Example $$\PageIndex{1}$$ : Half Reactions

Write the half-equations and cell reactions for each of the following cells:

1. $$\ce{Ag} \mid \ce{Ag^{+}} \parallel \ce{H^{+}} \mid \ce{H_{2} \mid Pt}$$
2. $$\ce{Pt} \mid \ce{Cr_{2}O_{7}^{2–}, Cr^{3+}, H^{+}} \parallel \ce{Br^{–}} \mid \ce{Br_{2}(l) \mid Pt}$$

Solution

a) Since the half-equation at the left electrode is taken by convention to be oxidation, we have

$\ce{Ag} \rightarrow \ce{Ag^{+} + }e^–$

At the right-hand electrode, then, we must have a reduction:

$\ce{2H^{+} + 2}e^{–} \ce{\rightarrow H_{2}}$

Multiplying the first half-equation by 2 and summing gives the cell reaction

$\ce{2Ag + 2H^{+} \rightarrow 2Ag^{+} + H_{2} (g)}$

b) Following the same procedure as in part a, we obtain

$\ce{2Cr^{3+} + 7H_{2}O \rightarrow Cr_{2}O_{7}^{2–} + 14H^{+} + 6}e^{-}$ Left electrode

$$\ce{(Br_{2}(l) + 2}e^– \ce{\rightarrow 2Br^{–}) * 3}$$ Right electrode

$\ce{2Cr^{3+} + 7H_{2}O + 3Br_{2}(l) \rightarrow Cr_{2}O_{7}^{2–} + 14H^{+} + 6Br^{-}}$ Cell reaction

Note: The procedures described in other sections for balancing redox equations were used in arriving at the above results.

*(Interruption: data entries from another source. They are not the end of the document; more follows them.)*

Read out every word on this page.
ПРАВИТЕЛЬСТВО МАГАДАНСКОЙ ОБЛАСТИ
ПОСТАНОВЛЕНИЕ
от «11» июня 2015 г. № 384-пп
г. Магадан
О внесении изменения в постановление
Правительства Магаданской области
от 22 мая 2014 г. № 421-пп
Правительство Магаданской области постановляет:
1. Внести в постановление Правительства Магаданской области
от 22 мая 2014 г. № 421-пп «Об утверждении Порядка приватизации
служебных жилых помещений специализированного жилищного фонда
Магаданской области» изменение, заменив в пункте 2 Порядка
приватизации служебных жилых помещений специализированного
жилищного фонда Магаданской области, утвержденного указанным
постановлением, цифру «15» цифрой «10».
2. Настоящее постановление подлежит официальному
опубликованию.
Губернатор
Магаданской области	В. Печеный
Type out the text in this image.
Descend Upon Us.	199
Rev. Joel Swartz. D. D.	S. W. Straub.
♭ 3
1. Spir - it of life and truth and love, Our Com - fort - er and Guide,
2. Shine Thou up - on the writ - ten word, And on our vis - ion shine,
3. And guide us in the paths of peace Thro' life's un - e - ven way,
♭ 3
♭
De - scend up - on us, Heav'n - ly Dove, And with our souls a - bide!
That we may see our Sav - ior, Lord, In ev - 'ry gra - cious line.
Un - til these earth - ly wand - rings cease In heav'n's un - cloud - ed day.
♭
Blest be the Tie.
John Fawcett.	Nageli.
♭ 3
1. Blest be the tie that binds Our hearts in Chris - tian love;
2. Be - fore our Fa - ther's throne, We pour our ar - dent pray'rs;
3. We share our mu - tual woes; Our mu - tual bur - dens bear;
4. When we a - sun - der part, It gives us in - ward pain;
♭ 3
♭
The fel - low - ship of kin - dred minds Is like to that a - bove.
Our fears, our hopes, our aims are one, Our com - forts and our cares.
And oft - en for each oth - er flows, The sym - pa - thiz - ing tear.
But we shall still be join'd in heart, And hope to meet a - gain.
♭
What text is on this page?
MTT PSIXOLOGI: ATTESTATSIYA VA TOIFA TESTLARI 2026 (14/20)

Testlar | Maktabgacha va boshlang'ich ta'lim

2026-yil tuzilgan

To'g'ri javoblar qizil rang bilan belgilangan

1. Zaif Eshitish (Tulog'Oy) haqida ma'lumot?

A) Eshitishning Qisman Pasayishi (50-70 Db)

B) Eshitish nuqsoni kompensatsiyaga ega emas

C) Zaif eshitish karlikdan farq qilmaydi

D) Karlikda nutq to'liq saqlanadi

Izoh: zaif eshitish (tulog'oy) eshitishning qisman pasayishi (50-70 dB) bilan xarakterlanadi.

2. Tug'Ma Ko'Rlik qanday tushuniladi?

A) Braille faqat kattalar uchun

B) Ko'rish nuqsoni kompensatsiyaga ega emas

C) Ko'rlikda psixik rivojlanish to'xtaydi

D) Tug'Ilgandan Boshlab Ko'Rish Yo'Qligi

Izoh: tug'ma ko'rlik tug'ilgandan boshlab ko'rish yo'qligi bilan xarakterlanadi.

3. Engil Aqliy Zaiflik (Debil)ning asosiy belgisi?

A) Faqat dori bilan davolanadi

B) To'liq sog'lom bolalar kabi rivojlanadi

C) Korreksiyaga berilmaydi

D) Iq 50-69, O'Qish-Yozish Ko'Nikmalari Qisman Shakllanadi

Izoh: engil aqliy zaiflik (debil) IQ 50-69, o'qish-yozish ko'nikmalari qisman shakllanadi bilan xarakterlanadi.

Example $$\PageIndex{2}$$: Galvanic Cell

Describe in shorthand notation a galvanic cell for which the cell reaction is

$\ce{Cu(s) + 2Fe^{3+}(aq) \rightarrow Cu^{2+}(aq) + 2Fe^{2+}(aq)}$

Solution

First divide the cell reaction into half-equations:

• Oxidation: $$\ce{Cu(s) \rightarrow Cu^{2+}(aq) + 2}e^{–}$$
• Reduction: $$\ce{Fe^{3+} + }e^– \ce{\rightarrow Fe^{2+}}$$

Then write the oxidation as the left-hand electrode and the reduction on the right:

$\ce{Cu} \mid \ce{Cu^{2+}} \parallel \ce{Fe^{2+}, Fe^{3+}} \mid \ce{Pt}$

(Since both Fe2+ and Fe3+ are in solution, a Pt electrode is used.)

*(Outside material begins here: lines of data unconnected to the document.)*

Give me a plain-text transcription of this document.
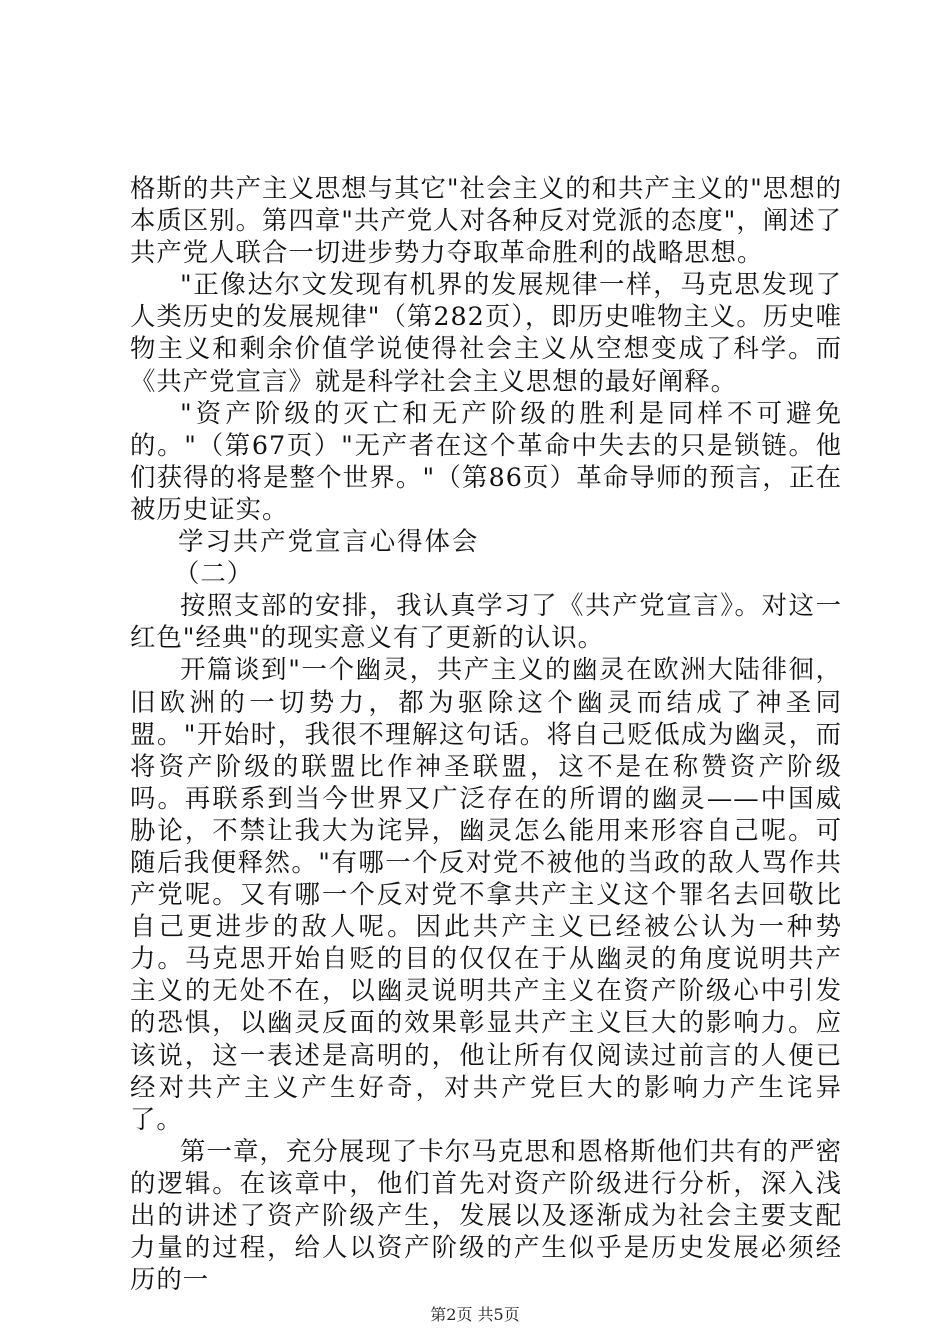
格斯的共产主义思想与其它"社会主义的和共产主义的"思想的本质区别。第四章"共产党人对各种反对党派的态度"，阐述了共产党人联合一切进步势力夺取革命胜利的战略思想。

"正像达尔文发现有机界的发展规律一样，马克思发现了人类历史的发展规律"（第282页），即历史唯物主义。历史唯物主义和剩余价值学说使得社会主义从空想变成了科学。而《共产党宣言》就是科学社会主义思想的最好阐释。

"资产阶级的灭亡和无产阶级的胜利是同样不可避免的。"（第67页）"无产者在这个革命中失去的只是锁链。他们获得的将是整个世界。"（第86页）革命导师的预言，正在被历史证实。

学习共产党宣言心得体会

（二）

按照支部的安排，我认真学习了《共产党宣言》。对这一红色"经典"的现实意义有了更新的认识。

开篇谈到"一个幽灵，共产主义的幽灵在欧洲大陆徘徊，旧欧洲的一切势力，都为驱除这个幽灵而结成了神圣同盟。"开始时，我很不理解这句话。将自己贬低成为幽灵，而将资产阶级的联盟比作神圣联盟，这不是在称赞资产阶级吗。再联系到当今世界又广泛存在的所谓的幽灵——中国威胁论，不禁让我大为诧异，幽灵怎么能用来形容自己呢。可随后我便释然。"有哪一个反对党不被他的当政的敌人骂作共产党呢。又有哪一个反对党不拿共产主义这个罪名去回敬比自己更进步的敌人呢。因此共产主义已经被公认为一种势力。马克思开始自贬的目的仅仅在于从幽灵的角度说明共产主义的无处不在，以幽灵说明共产主义在资产阶级心中引发的恐惧，以幽灵反面的效果彰显共产主义巨大的影响力。应该说，这一表述是高明的，他让所有仅阅读过前言的人便已经对共产主义产生好奇，对共产党巨大的影响力产生诧异了。

第一章，充分展现了卡尔马克思和恩格斯他们共有的严密的逻辑。在该章中，他们首先对资产阶级进行分析，深入浅出的讲述了资产阶级产生，发展以及逐渐成为社会主要支配力量的过程，给人以资产阶级的产生似乎是历史发展必须经历的一

第2页 共5页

The conventions we have developed can be used to decide whether the cell reaction is actually spontaneous. If it is, an oxidation will release electrons to the external circuit at the left-hand electrode. If a voltmeter is placed in the circuit, these electrons will make its left-hand terminal negative. Since the right-hand electrode corresponds to reduction, electrons will be withdrawn from the right-hand terminal of the voltmeter. This is shown for the Zn–Cu cell in Figure 1 from the Galvanic Cells section. You can readily confirm that the spontaneous cell reaction (Eq. (1) from Galvanic Cells) corresponds to the shorthand cell notation of Eq. $$\ref{1}$$.

For the cell shown in Figure 1 in Galvanic Cells, the shorthand notation is

$\ce{Pt , Cl_2(g)} \mid \ce{Cl^–(1 M)} \parallel \ce{Fe^{2+}(1 M), Fe^{3+}(1 M)} \mid \ce{Pt}$

According to the conventions we have just developed, this corresponds to the cell reaction

$\ce{2Cl^–(aq) + 2Fe^{3+}(aq) \rightarrow Cl_2(g) + 2Fe^{2+}(aq)}$

But this is the of the spontaneous cell reaction we described before (Eq. (2) from Galvanic Cells). Since the cell reaction is nonspontaneous, electrons will not be forced into the external circuit at the left-hand electrode, and they will not be withdrawn at the right. In fact the reverse will actually occur. Thus if a voltmeter is connected to this cell, its right-hand terminal will become more negative and its left-hand terminal will become more positive.

In general, if a galvanic cell is connected to a voltmeter, the electrode connected to the negative terminal of the meter must be the anode. If our shorthand cell notation shows that electrode on the left, then the corresponding cell reaction must be spontaneous. Electrons will be released by the oxidation half-equation on the left and accepted by the reduction on the right. If, on the other hand, the voltmeter shows that the right-hand electrode is releasing electrons, then we must have written our shorthand notation backwards. This means that the reverse of the cell reaction obtained by our rules must actually be occurring, and it is that reverse reaction which is spontaneous. Thus by simply observing which electrode in the cell releases electrons and which accepts them, that is, by finding which electrode is negative and which positive, we can determine whether the cell reaction is spontaneous.